Johnny Thunders
Remembered: 21 Years
Since His Death...
By: Gus Bernadicou
Through the blindness of reality, a seer of the truth always struggles to survive. Johnny Thunders saw reality and untimely gave into it in his ultimate demise in April of 1991. With the many vices watching his every move and pulling him down, Johnny was a fighter pushing against the every blow against him.
He didn’t die the death of a junkie, he died the death of a stranger. A stranger to the world, and his new home, New Orleans; he died, with his possessions gone and dreams squashed. He died broker than we he began, and with a name that meant more dead than alive.
Johnny Thunders, to a teenager represents all the right things in all the wrong ways. He represents a struggle to find oneself in the shadows of reality and society as a whole. He represents the lost dream of longing, and the lost dream of happiness. To adults Johnny represents a punk, a person that kids should not look up to… But why? “His death also heralded the fragmentation of a generation,” Nina Antonia, Johnny Thunders’ biographer stated. Johnny represents a wasted youth that can only be understood through the patience it takes to comprehend the numerous layers of his ideology. The person who taught Johnny Thunder’s how to hold, let alone play, his guitar, Sylvain Sylvain stated, “Johnny represents America, he is America…” He continues on, “Johnny was just your average guy, good at baseball; his father broke his heart…” Through the nature of being heartbroken, the pride of overcoming the difficulties is overwhelming in its sense of accomplishment. Accomplishment was short lived for Johnny. He partied with Mick Jagger in his days with the Dolls. Toured with the Sex Pistols in England as a Heartbreaker. . Fell in love in Sweden. And watch his world crumble as he died from Leukemia, depression, and an overbearing addiction with heroin.
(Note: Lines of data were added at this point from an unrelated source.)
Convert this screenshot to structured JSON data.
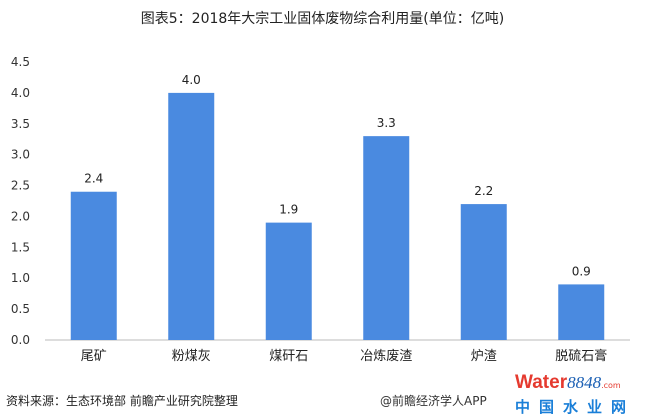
{
  "chart_data": {
    "type": "bar",
    "title": "图表5：2018年大宗工业固体废物综合利用量(单位：亿吨)",
    "categories": [
      "尾矿",
      "粉煤灰",
      "煤矸石",
      "冶炼废渣",
      "炉渣",
      "脱硫石膏"
    ],
    "values": [
      2.4,
      4.0,
      1.9,
      3.3,
      2.2,
      0.9
    ],
    "data_labels": [
      "2.4",
      "4.0",
      "1.9",
      "3.3",
      "2.2",
      "0.9"
    ],
    "ylim": [
      0,
      4.5
    ],
    "yticks": [
      "0.0",
      "0.5",
      "1.0",
      "1.5",
      "2.0",
      "2.5",
      "3.0",
      "3.5",
      "4.0",
      "4.5"
    ],
    "grid": false,
    "bar_color": "#4a8ae0"
  },
  "source": "资料来源：生态环境部 前瞻产业研究院整理",
  "logo": {
    "brand": "Water",
    "number": "8848",
    "suffix": ".com",
    "cn": "中国水业网",
    "app": "@前瞻经济学人APP"
  }
}
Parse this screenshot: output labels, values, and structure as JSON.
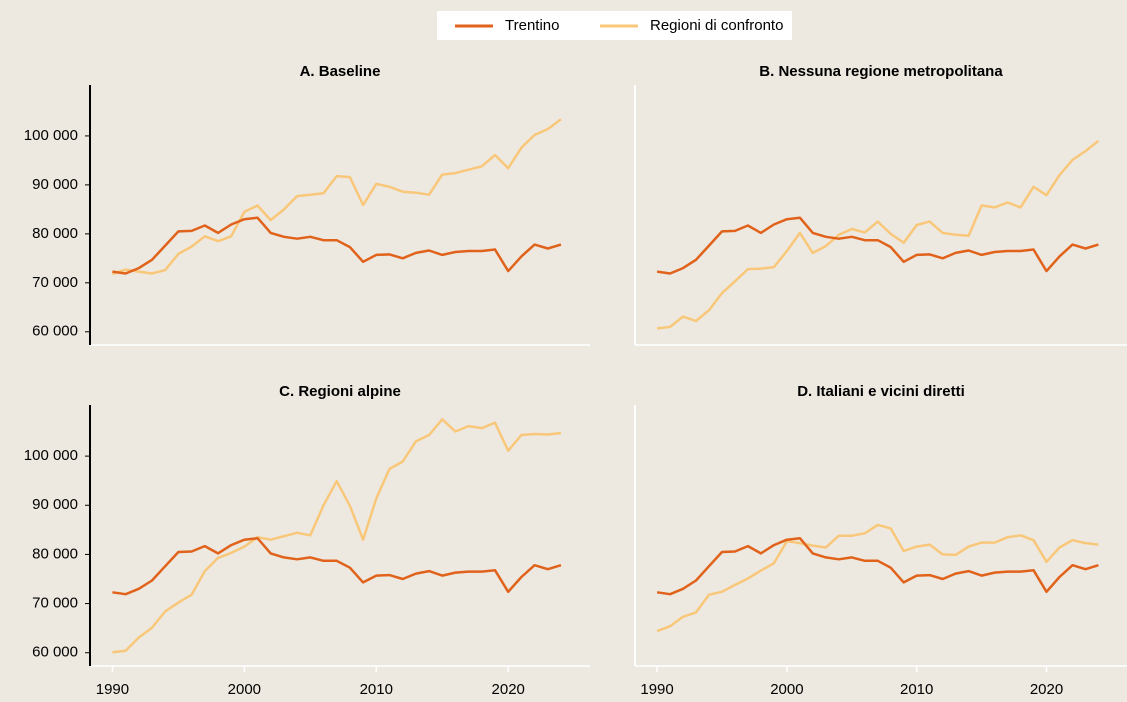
{
  "chart_data": [
    {
      "type": "line",
      "title": "A. Baseline",
      "x": [
        1990,
        1991,
        1992,
        1993,
        1994,
        1995,
        1996,
        1997,
        1998,
        1999,
        2000,
        2001,
        2002,
        2003,
        2004,
        2005,
        2006,
        2007,
        2008,
        2009,
        2010,
        2011,
        2012,
        2013,
        2014,
        2015,
        2016,
        2017,
        2018,
        2019,
        2020,
        2021,
        2022,
        2023,
        2024
      ],
      "xlim": [
        1988.3,
        2026.2
      ],
      "ylim": [
        57300,
        110400
      ],
      "yticks": [
        {
          "value": 60000,
          "label": "60 000"
        },
        {
          "value": 70000,
          "label": "70 000"
        },
        {
          "value": 80000,
          "label": "80 000"
        },
        {
          "value": 90000,
          "label": "90 000"
        },
        {
          "value": 100000,
          "label": "100 000"
        }
      ],
      "series": [
        {
          "name": "Trentino",
          "color": "#e0621b",
          "values": [
            72300,
            71900,
            73000,
            74700,
            77600,
            80500,
            80600,
            81700,
            80200,
            81900,
            83000,
            83300,
            80200,
            79400,
            79000,
            79400,
            78700,
            78700,
            77300,
            74300,
            75700,
            75800,
            75000,
            76100,
            76600,
            75700,
            76300,
            76500,
            76500,
            76800,
            72400,
            75400,
            77800,
            77000,
            77800
          ]
        },
        {
          "name": "Regioni di confronto",
          "color": "#f9c77a",
          "values": [
            71800,
            72700,
            72300,
            71900,
            72600,
            75900,
            77400,
            79500,
            78500,
            79500,
            84500,
            85800,
            82800,
            85000,
            87700,
            88000,
            88300,
            91800,
            91600,
            85900,
            90200,
            89600,
            88600,
            88400,
            88000,
            92100,
            92400,
            93100,
            93800,
            96100,
            93400,
            97600,
            100200,
            101400,
            103400
          ]
        }
      ]
    },
    {
      "type": "line",
      "title": "B. Nessuna regione metropolitana",
      "x": [
        1990,
        1991,
        1992,
        1993,
        1994,
        1995,
        1996,
        1997,
        1998,
        1999,
        2000,
        2001,
        2002,
        2003,
        2004,
        2005,
        2006,
        2007,
        2008,
        2009,
        2010,
        2011,
        2012,
        2013,
        2014,
        2015,
        2016,
        2017,
        2018,
        2019,
        2020,
        2021,
        2022,
        2023,
        2024
      ],
      "xlim": [
        1988.3,
        2026.2
      ],
      "ylim": [
        57300,
        110400
      ],
      "series": [
        {
          "name": "Trentino",
          "color": "#e0621b",
          "values": [
            72300,
            71900,
            73000,
            74700,
            77600,
            80500,
            80600,
            81700,
            80200,
            81900,
            83000,
            83300,
            80200,
            79400,
            79000,
            79400,
            78700,
            78700,
            77300,
            74300,
            75700,
            75800,
            75000,
            76100,
            76600,
            75700,
            76300,
            76500,
            76500,
            76800,
            72400,
            75400,
            77800,
            77000,
            77800
          ]
        },
        {
          "name": "Regioni di confronto",
          "color": "#f9c77a",
          "values": [
            60700,
            61000,
            63100,
            62200,
            64400,
            67900,
            70300,
            72800,
            72900,
            73200,
            76500,
            80200,
            76100,
            77500,
            79800,
            81000,
            80300,
            82500,
            80000,
            78200,
            81800,
            82500,
            80200,
            79800,
            79600,
            85800,
            85400,
            86400,
            85400,
            89600,
            87900,
            92000,
            95100,
            96900,
            99000
          ]
        }
      ]
    },
    {
      "type": "line",
      "title": "C. Regioni alpine",
      "x": [
        1990,
        1991,
        1992,
        1993,
        1994,
        1995,
        1996,
        1997,
        1998,
        1999,
        2000,
        2001,
        2002,
        2003,
        2004,
        2005,
        2006,
        2007,
        2008,
        2009,
        2010,
        2011,
        2012,
        2013,
        2014,
        2015,
        2016,
        2017,
        2018,
        2019,
        2020,
        2021,
        2022,
        2023,
        2024
      ],
      "xlim": [
        1988.3,
        2026.2
      ],
      "ylim": [
        57300,
        110400
      ],
      "xticks": [
        1990,
        2000,
        2010,
        2020
      ],
      "yticks": [
        {
          "value": 60000,
          "label": "60 000"
        },
        {
          "value": 70000,
          "label": "70 000"
        },
        {
          "value": 80000,
          "label": "80 000"
        },
        {
          "value": 90000,
          "label": "90 000"
        },
        {
          "value": 100000,
          "label": "100 000"
        }
      ],
      "series": [
        {
          "name": "Trentino",
          "color": "#e0621b",
          "values": [
            72300,
            71900,
            73000,
            74700,
            77600,
            80500,
            80600,
            81700,
            80200,
            81900,
            83000,
            83300,
            80200,
            79400,
            79000,
            79400,
            78700,
            78700,
            77300,
            74300,
            75700,
            75800,
            75000,
            76100,
            76600,
            75700,
            76300,
            76500,
            76500,
            76800,
            72400,
            75400,
            77800,
            77000,
            77800
          ]
        },
        {
          "name": "Regioni di confronto",
          "color": "#f9c77a",
          "values": [
            60100,
            60400,
            63100,
            65100,
            68400,
            70200,
            71800,
            76600,
            79300,
            80300,
            81600,
            83500,
            83000,
            83700,
            84400,
            83900,
            90000,
            94900,
            89900,
            83000,
            91400,
            97400,
            98900,
            103000,
            104300,
            107500,
            105000,
            106100,
            105700,
            106800,
            101100,
            104300,
            104500,
            104400,
            104700
          ]
        }
      ]
    },
    {
      "type": "line",
      "title": "D. Italiani e vicini diretti",
      "x": [
        1990,
        1991,
        1992,
        1993,
        1994,
        1995,
        1996,
        1997,
        1998,
        1999,
        2000,
        2001,
        2002,
        2003,
        2004,
        2005,
        2006,
        2007,
        2008,
        2009,
        2010,
        2011,
        2012,
        2013,
        2014,
        2015,
        2016,
        2017,
        2018,
        2019,
        2020,
        2021,
        2022,
        2023,
        2024
      ],
      "xlim": [
        1988.3,
        2026.2
      ],
      "ylim": [
        57300,
        110400
      ],
      "xticks": [
        1990,
        2000,
        2010,
        2020
      ],
      "series": [
        {
          "name": "Trentino",
          "color": "#e0621b",
          "values": [
            72300,
            71900,
            73000,
            74700,
            77600,
            80500,
            80600,
            81700,
            80200,
            81900,
            83000,
            83300,
            80200,
            79400,
            79000,
            79400,
            78700,
            78700,
            77300,
            74300,
            75700,
            75800,
            75000,
            76100,
            76600,
            75700,
            76300,
            76500,
            76500,
            76800,
            72400,
            75400,
            77800,
            77000,
            77800
          ]
        },
        {
          "name": "Regioni di confronto",
          "color": "#f9c77a",
          "values": [
            64400,
            65400,
            67300,
            68200,
            71800,
            72400,
            73800,
            75100,
            76700,
            78200,
            82700,
            82300,
            81800,
            81400,
            83800,
            83800,
            84300,
            86000,
            85300,
            80700,
            81600,
            82000,
            80000,
            79900,
            81600,
            82400,
            82400,
            83500,
            83900,
            82900,
            78500,
            81400,
            82900,
            82300,
            82000
          ]
        }
      ]
    }
  ]
}
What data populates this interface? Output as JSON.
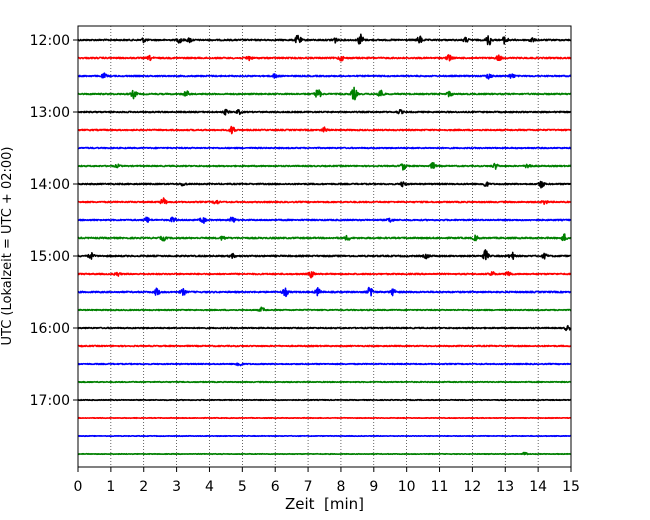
{
  "chart_data": {
    "type": "line",
    "title": "",
    "xlabel": "Zeit  [min]",
    "ylabel": "UTC (Lokalzeit = UTC + 02:00)",
    "xlim": [
      0,
      15
    ],
    "x_ticks": [
      0,
      1,
      2,
      3,
      4,
      5,
      6,
      7,
      8,
      9,
      10,
      11,
      12,
      13,
      14,
      15
    ],
    "x_tick_labels": [
      "0",
      "1",
      "2",
      "3",
      "4",
      "5",
      "6",
      "7",
      "8",
      "9",
      "10",
      "11",
      "12",
      "13",
      "14",
      "15"
    ],
    "y_tick_labels": [
      "12:00",
      "13:00",
      "14:00",
      "15:00",
      "16:00",
      "17:00"
    ],
    "grid": {
      "vertical_dotted": true
    },
    "trace_colors": [
      "#000000",
      "#ff0000",
      "#0000ff",
      "#008000"
    ],
    "series": [
      {
        "start": "12:00",
        "noise": 0.55,
        "events": [
          [
            2.0,
            0.9
          ],
          [
            3.1,
            1.2
          ],
          [
            3.4,
            1.0
          ],
          [
            6.7,
            2.2
          ],
          [
            7.8,
            1.3
          ],
          [
            8.6,
            2.6
          ],
          [
            10.4,
            1.6
          ],
          [
            11.8,
            1.0
          ],
          [
            12.5,
            2.4
          ],
          [
            13.0,
            1.8
          ],
          [
            13.8,
            1.0
          ]
        ]
      },
      {
        "start": "12:15",
        "noise": 0.55,
        "events": [
          [
            2.2,
            0.9
          ],
          [
            5.2,
            1.0
          ],
          [
            8.0,
            1.1
          ],
          [
            11.3,
            1.4
          ],
          [
            12.8,
            1.2
          ]
        ]
      },
      {
        "start": "12:30",
        "noise": 0.5,
        "events": [
          [
            0.8,
            1.0
          ],
          [
            6.0,
            0.9
          ],
          [
            12.5,
            1.3
          ],
          [
            13.2,
            1.0
          ]
        ]
      },
      {
        "start": "12:45",
        "noise": 0.5,
        "events": [
          [
            1.7,
            1.8
          ],
          [
            3.3,
            1.3
          ],
          [
            7.3,
            2.4
          ],
          [
            8.4,
            2.8
          ],
          [
            9.2,
            2.0
          ],
          [
            11.3,
            1.1
          ]
        ]
      },
      {
        "start": "13:00",
        "noise": 0.5,
        "events": [
          [
            4.5,
            1.0
          ],
          [
            4.9,
            0.9
          ],
          [
            9.8,
            0.8
          ]
        ]
      },
      {
        "start": "13:15",
        "noise": 0.5,
        "events": [
          [
            4.7,
            1.9
          ],
          [
            7.5,
            1.0
          ]
        ]
      },
      {
        "start": "13:30",
        "noise": 0.45,
        "events": []
      },
      {
        "start": "13:45",
        "noise": 0.45,
        "events": [
          [
            1.2,
            0.6
          ],
          [
            9.9,
            1.6
          ],
          [
            10.8,
            1.3
          ],
          [
            12.7,
            1.2
          ],
          [
            13.7,
            1.3
          ]
        ]
      },
      {
        "start": "14:00",
        "noise": 0.5,
        "events": [
          [
            3.2,
            0.8
          ],
          [
            9.9,
            1.2
          ],
          [
            12.4,
            1.2
          ],
          [
            14.1,
            1.6
          ]
        ]
      },
      {
        "start": "14:15",
        "noise": 0.5,
        "events": [
          [
            2.6,
            1.7
          ],
          [
            4.2,
            1.0
          ],
          [
            14.2,
            0.9
          ]
        ]
      },
      {
        "start": "14:30",
        "noise": 0.5,
        "events": [
          [
            2.1,
            1.2
          ],
          [
            2.9,
            1.3
          ],
          [
            3.8,
            1.5
          ],
          [
            4.7,
            1.4
          ],
          [
            9.5,
            1.0
          ]
        ]
      },
      {
        "start": "14:45",
        "noise": 0.55,
        "events": [
          [
            2.6,
            1.0
          ],
          [
            4.4,
            0.8
          ],
          [
            8.2,
            1.0
          ],
          [
            12.1,
            1.0
          ],
          [
            14.8,
            1.5
          ]
        ]
      },
      {
        "start": "15:00",
        "noise": 0.55,
        "events": [
          [
            0.4,
            1.3
          ],
          [
            4.7,
            0.8
          ],
          [
            10.6,
            0.9
          ],
          [
            12.4,
            2.4
          ],
          [
            13.2,
            1.6
          ],
          [
            14.2,
            1.0
          ]
        ]
      },
      {
        "start": "15:15",
        "noise": 0.5,
        "events": [
          [
            1.2,
            0.9
          ],
          [
            7.1,
            1.4
          ],
          [
            12.6,
            1.0
          ],
          [
            13.1,
            1.3
          ]
        ]
      },
      {
        "start": "15:30",
        "noise": 0.55,
        "events": [
          [
            2.4,
            1.5
          ],
          [
            3.2,
            1.3
          ],
          [
            6.3,
            1.9
          ],
          [
            7.3,
            1.6
          ],
          [
            8.9,
            2.6
          ],
          [
            9.6,
            1.5
          ]
        ]
      },
      {
        "start": "15:45",
        "noise": 0.4,
        "events": [
          [
            5.6,
            1.1
          ]
        ]
      },
      {
        "start": "16:00",
        "noise": 0.45,
        "events": [
          [
            14.9,
            1.2
          ]
        ]
      },
      {
        "start": "16:15",
        "noise": 0.45,
        "events": []
      },
      {
        "start": "16:30",
        "noise": 0.4,
        "events": [
          [
            4.9,
            1.2
          ]
        ]
      },
      {
        "start": "16:45",
        "noise": 0.35,
        "events": []
      },
      {
        "start": "17:00",
        "noise": 0.3,
        "events": []
      },
      {
        "start": "17:15",
        "noise": 0.25,
        "events": []
      },
      {
        "start": "17:30",
        "noise": 0.25,
        "events": []
      },
      {
        "start": "17:45",
        "noise": 0.25,
        "events": [
          [
            13.6,
            0.7
          ]
        ]
      }
    ]
  }
}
“His guitar was his bitch, but his bitch he loved the most,” is a humorous attempt at the truth when Jayne County (punk rock pioneer) described Johnny… Johnny was the king of guitar, the king of the guttural riff, and made Bo Diddley seem like a parody of himself. Walter Lure, Johnny’s right hand man in the Heartbreakers stated, “It is unique - to be able to create a sound and style that no one else ever did before and was never really duplicated, in spite of the millions of wannabes out there who tried it.” His 1978 debut, “So Alone” paints the vivid picture of the hopeless reality of the singer; “You Can’t Put Your Arms Around A Memory.” If anything, Johnny tried to have fun while remembering the sorrow of his well being. It has been twenty one years since Johnny has passed, and twenty one years since a legacy has been left to heat up from the embers of the New York Dolls, and Heartbreakers. To most, Johnny Thunders is irrelevant but to the people struggling to survive, attempting to find their niche, Johnny Thunders is a hero.